For a moment the old racial spirit flashed above the peculiar sensitiveness which had come to him from his childhood and his suffering mother; then the flame went out and the rows of dead men stared at him through the falling rain in the deserted field.
V
THE WOMAN'S PART
At sunrise on the morning of the battle Betty and Virginia, from the whitewashed porch of a little railway inn near Manassas, watched the Governor's regiment as it marched down the single street and into the red clay road. Through the first faint sunshine, growing deeper as the sun rose gloriously above the hills, there sounded a peculiar freshness in the martial music as it triumphantly floated back across the fields. To Betty it almost seemed that the drums were laughing as they went to battle; and when the gay air at last faded in the distance, the silence closed about her with a strangeness she had never felt before--as if the absence of sound was grown melancholy, like the absence of light.
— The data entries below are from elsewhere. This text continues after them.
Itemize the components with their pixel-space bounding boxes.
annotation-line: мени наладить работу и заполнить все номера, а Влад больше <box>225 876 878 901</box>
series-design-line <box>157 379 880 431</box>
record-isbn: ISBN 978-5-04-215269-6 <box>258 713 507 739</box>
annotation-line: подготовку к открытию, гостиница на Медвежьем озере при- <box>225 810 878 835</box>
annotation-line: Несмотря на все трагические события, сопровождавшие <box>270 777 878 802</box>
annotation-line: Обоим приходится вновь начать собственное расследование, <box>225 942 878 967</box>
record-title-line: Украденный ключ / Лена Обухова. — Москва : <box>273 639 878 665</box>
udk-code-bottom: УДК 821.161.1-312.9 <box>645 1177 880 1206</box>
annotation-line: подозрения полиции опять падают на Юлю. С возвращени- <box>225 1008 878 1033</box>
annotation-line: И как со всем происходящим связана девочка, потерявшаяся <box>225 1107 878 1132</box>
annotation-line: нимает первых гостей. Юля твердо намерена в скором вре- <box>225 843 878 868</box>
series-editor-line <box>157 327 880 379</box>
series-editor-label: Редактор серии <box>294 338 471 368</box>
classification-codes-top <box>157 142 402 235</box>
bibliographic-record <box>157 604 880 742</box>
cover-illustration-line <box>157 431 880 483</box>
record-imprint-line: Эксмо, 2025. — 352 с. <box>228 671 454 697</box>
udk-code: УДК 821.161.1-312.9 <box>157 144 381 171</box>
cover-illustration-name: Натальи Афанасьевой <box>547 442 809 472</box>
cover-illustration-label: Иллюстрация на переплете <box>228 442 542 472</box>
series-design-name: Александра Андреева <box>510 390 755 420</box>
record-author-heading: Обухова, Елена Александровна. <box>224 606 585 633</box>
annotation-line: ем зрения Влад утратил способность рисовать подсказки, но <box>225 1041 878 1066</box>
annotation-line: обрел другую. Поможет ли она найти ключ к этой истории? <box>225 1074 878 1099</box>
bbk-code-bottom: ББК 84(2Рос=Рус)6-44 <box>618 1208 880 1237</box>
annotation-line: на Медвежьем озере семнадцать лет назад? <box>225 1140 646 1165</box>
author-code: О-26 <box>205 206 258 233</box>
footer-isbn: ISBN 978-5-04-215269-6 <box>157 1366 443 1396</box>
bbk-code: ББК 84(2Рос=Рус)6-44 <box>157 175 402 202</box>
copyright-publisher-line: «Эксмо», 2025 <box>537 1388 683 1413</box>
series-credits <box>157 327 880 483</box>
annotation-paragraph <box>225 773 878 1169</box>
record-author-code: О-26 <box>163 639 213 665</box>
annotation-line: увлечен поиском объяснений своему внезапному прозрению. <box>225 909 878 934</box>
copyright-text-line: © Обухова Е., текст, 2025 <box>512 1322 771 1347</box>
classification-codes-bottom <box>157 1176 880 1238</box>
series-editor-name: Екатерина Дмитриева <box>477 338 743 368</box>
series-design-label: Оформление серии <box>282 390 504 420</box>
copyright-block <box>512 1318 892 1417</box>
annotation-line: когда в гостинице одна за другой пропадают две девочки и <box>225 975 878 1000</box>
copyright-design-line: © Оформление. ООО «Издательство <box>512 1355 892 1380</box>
She shut her eyes and brought back the long gray line passing across the sunbeams: the tanned eager faces, the waving flags, the rapid, almost impatient tread of the men as they swung onward. A laugh had run along the column as it went by her and she had smiled in quick sympathy with some foolish jest. It was all so natural to her, the gayety and the ardour and the invincible dash of the young army--it was all so like the spirit of Dan and so dear to her because of the likeness.
Somewhere--not far away, she knew--he also was stepping briskly across the first sun rays, and her heart followed him even while she smiled down upon the regiment before her. It was as if her soul were suddenly freed from her bodily presence, and in a kind of dual consciousness she seemed to be standing upon the little whitewashed porch and walking onward beside Dan at the same moment. The wonder of it glowed in her rapt face, and Virginia, turning to put some trivial question, was startled by the passion of her look.
“Have--have you seen--some one, Betty?” she whispered.
The charm was snapped and Betty fell back into time and place.
“Oh, yes, I have seen--some one,” her voice thrilled as she spoke. “I saw him as clearly as I see you; he was all in sunshine and there was a flag close above his head. He looked up and smiled at me. Yes, I saw him! I saw him!”
“It was Dan,” said Virginia--not as a question, but in a wondering assent. “Why, Betty, I thought you had forgotten Dan--papa thought so, too.”
“Forgotten!” exclaimed Betty scornfully. She fell away from the crowd and Virginia followed her. The two stood leaning against the whitewashed wall in the dust that still rose from the street. “So you thought I had forgotten him,” said Betty again. She raised her hand to her bosom and crushed the lace upon her dress. “Well, you were wrong,” she added quietly.
Virginia looked at her and smiled. “I am almost glad,” she answered in her sweet girlish voice. “I don't like to have Dan forgotten even if--if he ought to be.”